AI workloads require significant compute, fast storage, and low-latency networking. Traditionally, supporting these workloads meant building dedicated silos of hardware, such as racks of expensive GPUs that sat idle when not training models, or shadow IT environments created by data teams to bypass slow provisioning processes and corporate security protocols.

This creates an infrastructure gap. On one side, you have data scientists who need speed and agility. On the other, you have IT operations demanding security, governance and cost control. Bridging this gap requires a platform that treats AI resources, especially GPUs, much more like any other virtualised resource (CPU and RAM). This includes pooled capacity, policy controls, and clear governance, instead of one-off hardware silos.

VCF 9 addresses this by unifying AI and traditional workloads within a single private cloud platform.

A new standard for private AI

VCF 9 supports the next phase of enterprise AI adoption through private AI, which balances the power of AI with the privacy, sovereignty and compliance requirements that are especially important for Australian organisations.

This is particularly relevant in Australia, where data sovereignty, Australian Prudential Regulation Authority (APRA) requirements, and sector-specific regulations across financial services, healthcare and government strongly influence technology decisions.

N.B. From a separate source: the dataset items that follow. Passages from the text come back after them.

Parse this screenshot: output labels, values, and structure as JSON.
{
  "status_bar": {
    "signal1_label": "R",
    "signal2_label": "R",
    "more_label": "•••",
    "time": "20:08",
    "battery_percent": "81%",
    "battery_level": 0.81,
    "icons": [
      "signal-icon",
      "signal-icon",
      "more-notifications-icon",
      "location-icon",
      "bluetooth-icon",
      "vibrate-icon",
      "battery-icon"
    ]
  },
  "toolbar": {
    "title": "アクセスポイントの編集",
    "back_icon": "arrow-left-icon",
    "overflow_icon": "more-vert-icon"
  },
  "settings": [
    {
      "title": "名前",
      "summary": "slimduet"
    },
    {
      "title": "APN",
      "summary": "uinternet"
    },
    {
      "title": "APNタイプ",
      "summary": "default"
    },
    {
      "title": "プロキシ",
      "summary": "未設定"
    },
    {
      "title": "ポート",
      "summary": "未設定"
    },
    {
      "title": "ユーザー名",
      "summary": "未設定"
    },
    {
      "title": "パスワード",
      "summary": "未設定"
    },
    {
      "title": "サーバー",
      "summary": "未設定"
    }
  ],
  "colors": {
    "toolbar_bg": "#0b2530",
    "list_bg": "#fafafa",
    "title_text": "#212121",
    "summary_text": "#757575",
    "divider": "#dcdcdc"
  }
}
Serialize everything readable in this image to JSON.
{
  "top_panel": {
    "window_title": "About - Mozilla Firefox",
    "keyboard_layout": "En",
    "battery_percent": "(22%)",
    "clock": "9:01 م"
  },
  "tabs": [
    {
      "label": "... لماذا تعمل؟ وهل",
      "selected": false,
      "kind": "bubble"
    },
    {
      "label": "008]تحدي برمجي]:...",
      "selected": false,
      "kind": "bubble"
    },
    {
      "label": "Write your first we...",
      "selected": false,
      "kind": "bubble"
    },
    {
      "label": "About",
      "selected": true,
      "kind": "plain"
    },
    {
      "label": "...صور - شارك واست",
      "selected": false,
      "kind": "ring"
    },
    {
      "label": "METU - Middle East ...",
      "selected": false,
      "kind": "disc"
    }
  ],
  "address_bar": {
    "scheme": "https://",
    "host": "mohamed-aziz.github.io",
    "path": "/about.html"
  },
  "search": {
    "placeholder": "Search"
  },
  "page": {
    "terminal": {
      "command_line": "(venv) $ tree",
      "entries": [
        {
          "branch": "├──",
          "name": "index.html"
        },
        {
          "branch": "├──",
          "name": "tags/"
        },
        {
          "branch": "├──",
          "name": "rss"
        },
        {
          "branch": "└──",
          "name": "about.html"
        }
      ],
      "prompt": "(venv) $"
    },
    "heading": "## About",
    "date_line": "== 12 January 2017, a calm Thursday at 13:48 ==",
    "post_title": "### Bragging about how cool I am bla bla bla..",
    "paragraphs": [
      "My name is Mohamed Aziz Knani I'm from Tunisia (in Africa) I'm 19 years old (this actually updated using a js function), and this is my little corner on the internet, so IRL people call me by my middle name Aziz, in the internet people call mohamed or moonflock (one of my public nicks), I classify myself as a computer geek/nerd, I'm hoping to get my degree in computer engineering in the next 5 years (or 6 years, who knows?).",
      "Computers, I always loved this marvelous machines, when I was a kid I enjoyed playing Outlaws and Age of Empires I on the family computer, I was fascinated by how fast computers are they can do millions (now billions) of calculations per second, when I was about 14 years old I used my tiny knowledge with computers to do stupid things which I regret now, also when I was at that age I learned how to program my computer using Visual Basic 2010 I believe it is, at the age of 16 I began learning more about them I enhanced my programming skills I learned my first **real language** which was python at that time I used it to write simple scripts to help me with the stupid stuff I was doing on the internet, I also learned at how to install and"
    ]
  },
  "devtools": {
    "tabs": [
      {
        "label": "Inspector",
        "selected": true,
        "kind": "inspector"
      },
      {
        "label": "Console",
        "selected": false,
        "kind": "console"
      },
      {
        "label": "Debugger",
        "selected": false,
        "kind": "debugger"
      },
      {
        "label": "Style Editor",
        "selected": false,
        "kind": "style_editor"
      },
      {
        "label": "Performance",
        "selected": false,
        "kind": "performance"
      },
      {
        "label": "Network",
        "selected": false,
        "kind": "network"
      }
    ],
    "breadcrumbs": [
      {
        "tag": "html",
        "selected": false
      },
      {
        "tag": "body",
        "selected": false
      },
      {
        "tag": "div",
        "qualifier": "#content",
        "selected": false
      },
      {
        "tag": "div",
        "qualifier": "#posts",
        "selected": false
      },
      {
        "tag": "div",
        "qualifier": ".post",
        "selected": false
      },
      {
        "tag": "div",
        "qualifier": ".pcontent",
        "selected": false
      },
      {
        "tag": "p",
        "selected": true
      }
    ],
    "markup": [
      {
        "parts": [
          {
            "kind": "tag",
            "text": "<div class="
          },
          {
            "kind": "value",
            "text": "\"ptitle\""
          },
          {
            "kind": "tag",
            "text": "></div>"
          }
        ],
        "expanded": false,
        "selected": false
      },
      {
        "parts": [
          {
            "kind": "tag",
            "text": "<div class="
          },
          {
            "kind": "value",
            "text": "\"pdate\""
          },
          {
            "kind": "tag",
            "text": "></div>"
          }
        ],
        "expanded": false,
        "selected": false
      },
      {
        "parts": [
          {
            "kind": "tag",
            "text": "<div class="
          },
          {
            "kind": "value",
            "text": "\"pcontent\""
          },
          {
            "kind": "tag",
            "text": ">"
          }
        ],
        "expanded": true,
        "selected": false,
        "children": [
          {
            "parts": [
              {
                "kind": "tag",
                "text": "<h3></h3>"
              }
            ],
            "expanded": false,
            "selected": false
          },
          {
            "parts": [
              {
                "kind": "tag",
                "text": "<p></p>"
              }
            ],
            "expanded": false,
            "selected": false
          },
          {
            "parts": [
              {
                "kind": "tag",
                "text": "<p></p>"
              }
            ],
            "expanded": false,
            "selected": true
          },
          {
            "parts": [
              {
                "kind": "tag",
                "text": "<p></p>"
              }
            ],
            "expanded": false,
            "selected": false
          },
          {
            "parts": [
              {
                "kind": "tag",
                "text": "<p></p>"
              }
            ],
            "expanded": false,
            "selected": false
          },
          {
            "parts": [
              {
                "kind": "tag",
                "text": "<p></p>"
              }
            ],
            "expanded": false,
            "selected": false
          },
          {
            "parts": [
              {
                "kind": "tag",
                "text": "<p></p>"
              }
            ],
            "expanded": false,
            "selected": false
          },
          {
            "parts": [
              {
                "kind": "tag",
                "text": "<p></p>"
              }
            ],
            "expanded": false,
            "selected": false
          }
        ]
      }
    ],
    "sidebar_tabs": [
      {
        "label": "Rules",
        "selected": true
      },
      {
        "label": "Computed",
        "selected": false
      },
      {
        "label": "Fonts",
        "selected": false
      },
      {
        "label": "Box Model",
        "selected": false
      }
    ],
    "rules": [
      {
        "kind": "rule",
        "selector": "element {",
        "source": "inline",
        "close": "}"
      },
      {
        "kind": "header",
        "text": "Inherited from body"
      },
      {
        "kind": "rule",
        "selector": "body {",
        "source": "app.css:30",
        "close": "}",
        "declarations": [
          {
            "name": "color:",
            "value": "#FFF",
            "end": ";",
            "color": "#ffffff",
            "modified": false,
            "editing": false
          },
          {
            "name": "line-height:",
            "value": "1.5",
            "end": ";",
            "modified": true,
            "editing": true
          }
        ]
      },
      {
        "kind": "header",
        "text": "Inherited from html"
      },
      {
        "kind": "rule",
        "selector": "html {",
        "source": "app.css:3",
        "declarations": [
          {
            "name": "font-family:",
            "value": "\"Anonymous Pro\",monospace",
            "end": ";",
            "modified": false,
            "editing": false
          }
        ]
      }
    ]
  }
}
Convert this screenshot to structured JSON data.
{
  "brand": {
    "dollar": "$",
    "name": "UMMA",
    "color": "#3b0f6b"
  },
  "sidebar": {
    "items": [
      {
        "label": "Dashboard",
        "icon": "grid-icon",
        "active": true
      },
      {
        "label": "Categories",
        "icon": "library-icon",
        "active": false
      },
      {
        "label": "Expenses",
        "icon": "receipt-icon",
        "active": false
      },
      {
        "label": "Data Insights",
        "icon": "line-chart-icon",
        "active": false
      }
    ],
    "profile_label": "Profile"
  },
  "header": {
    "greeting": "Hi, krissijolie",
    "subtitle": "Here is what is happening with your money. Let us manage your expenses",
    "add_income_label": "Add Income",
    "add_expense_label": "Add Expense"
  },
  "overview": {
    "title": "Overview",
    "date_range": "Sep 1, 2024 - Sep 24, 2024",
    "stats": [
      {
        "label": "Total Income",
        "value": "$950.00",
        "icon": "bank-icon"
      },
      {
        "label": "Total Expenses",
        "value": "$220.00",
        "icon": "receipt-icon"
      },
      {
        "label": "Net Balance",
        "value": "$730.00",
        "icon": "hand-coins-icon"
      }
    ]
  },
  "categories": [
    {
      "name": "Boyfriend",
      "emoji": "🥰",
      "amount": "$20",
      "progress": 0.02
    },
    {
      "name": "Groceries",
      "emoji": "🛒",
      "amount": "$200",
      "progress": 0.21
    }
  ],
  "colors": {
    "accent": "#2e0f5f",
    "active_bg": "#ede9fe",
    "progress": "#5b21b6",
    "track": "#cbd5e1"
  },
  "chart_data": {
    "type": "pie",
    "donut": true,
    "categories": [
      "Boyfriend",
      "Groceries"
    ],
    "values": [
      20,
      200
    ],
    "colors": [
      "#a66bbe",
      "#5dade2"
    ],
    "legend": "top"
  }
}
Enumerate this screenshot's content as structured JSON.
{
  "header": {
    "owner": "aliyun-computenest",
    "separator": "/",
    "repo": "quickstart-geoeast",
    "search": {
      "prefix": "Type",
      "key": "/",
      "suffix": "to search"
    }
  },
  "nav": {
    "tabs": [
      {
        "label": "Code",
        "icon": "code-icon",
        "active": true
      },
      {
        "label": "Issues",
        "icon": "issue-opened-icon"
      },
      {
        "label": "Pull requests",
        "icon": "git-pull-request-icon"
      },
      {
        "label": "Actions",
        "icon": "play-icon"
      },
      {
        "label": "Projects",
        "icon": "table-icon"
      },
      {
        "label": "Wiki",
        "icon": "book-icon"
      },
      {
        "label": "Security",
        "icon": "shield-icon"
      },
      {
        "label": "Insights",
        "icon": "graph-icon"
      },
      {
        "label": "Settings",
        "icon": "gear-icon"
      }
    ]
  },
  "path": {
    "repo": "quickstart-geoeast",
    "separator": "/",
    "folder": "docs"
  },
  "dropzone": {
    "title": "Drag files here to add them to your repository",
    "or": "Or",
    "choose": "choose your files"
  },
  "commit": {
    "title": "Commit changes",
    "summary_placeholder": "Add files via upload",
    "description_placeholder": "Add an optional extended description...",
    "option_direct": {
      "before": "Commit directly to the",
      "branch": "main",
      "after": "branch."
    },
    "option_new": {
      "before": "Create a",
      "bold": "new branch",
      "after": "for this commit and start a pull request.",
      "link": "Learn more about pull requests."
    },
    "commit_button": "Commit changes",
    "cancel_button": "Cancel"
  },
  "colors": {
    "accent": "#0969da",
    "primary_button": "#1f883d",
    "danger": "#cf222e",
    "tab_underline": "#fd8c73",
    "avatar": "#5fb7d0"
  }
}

Rather than sending data to public AI models, organisations can bring AI to their data, maintaining greater control and security.

Key capabilities of VCF 9

  • Centralised model management: AI models can be stored, versioned and governed from a central repository, improving security and control.
  • GPU as a service: GPU resources can be shared and allocated across teams and workloads, improving utilisation and reducing waste.
  • Integrated Kubernetes: Kubernetes and virtual machines can be managed within the same platform, helping simplify operations in hybrid environments.

The role of IaaS in your AI strategy

Understanding the capabilities of VCF 9 is one thing. Implementing and maintaining the infrastructure required to support it is another.

Building AI-ready private infrastructure requires significant investment, specialised power and cooling requirements and ongoing hardware management.

As a result, many organisations are exploring Infrastructure as a Service (IaaS) models to access secure and flexible infrastructure without needing to build and manage everything internally. This approach can help organisations scale AI workloads and containerised applications more efficiently as their AI strategies evolve.

Security and governance

AI introduces new attack vectors and compliance challenges. For organisations running AI workloads in private cloud or on-premises environments, the underlying infrastructure must be designed and implemented with security and governance in mind.

As AI adoption grows, organisations are placing greater focus on secure infrastructure, compliance requirements, and operational resilience, particularly in sectors such as healthcare, financial services and government.

Maintaining control over data, AI models and workloads while operating within secure and resilient environments is becoming an increasingly important part of enterprise AI strategy.

Preparing for tomorrow

VCF 9 reflects the growing connection between AI and infrastructure. Capabilities such as GPU sharing, integrated Kubernetes, and centralised model governance are becoming key requirements for enterprise IT.

As organisations continue their AI journey, infrastructure will play a central role in enabling performance, security and scalability.

Next steps for IT leaders

If your organisation is exploring AI, now is the time to assess whether your infrastructure is ready.

  • Audit current capacity: Review compute, storage and networking capacity to understand current limitations.
  • Assess VCF 9 capabilities: Consider how features such as GPU support and Kubernetes integration align with your technology roadmap.
  • Review infrastructure options: Explore how Infrastructure as a Service (IaaS) models can support AI adoption without large upfront investment.
     

A strong AI strategy depends on having infrastructure that can support performance, security and future growth.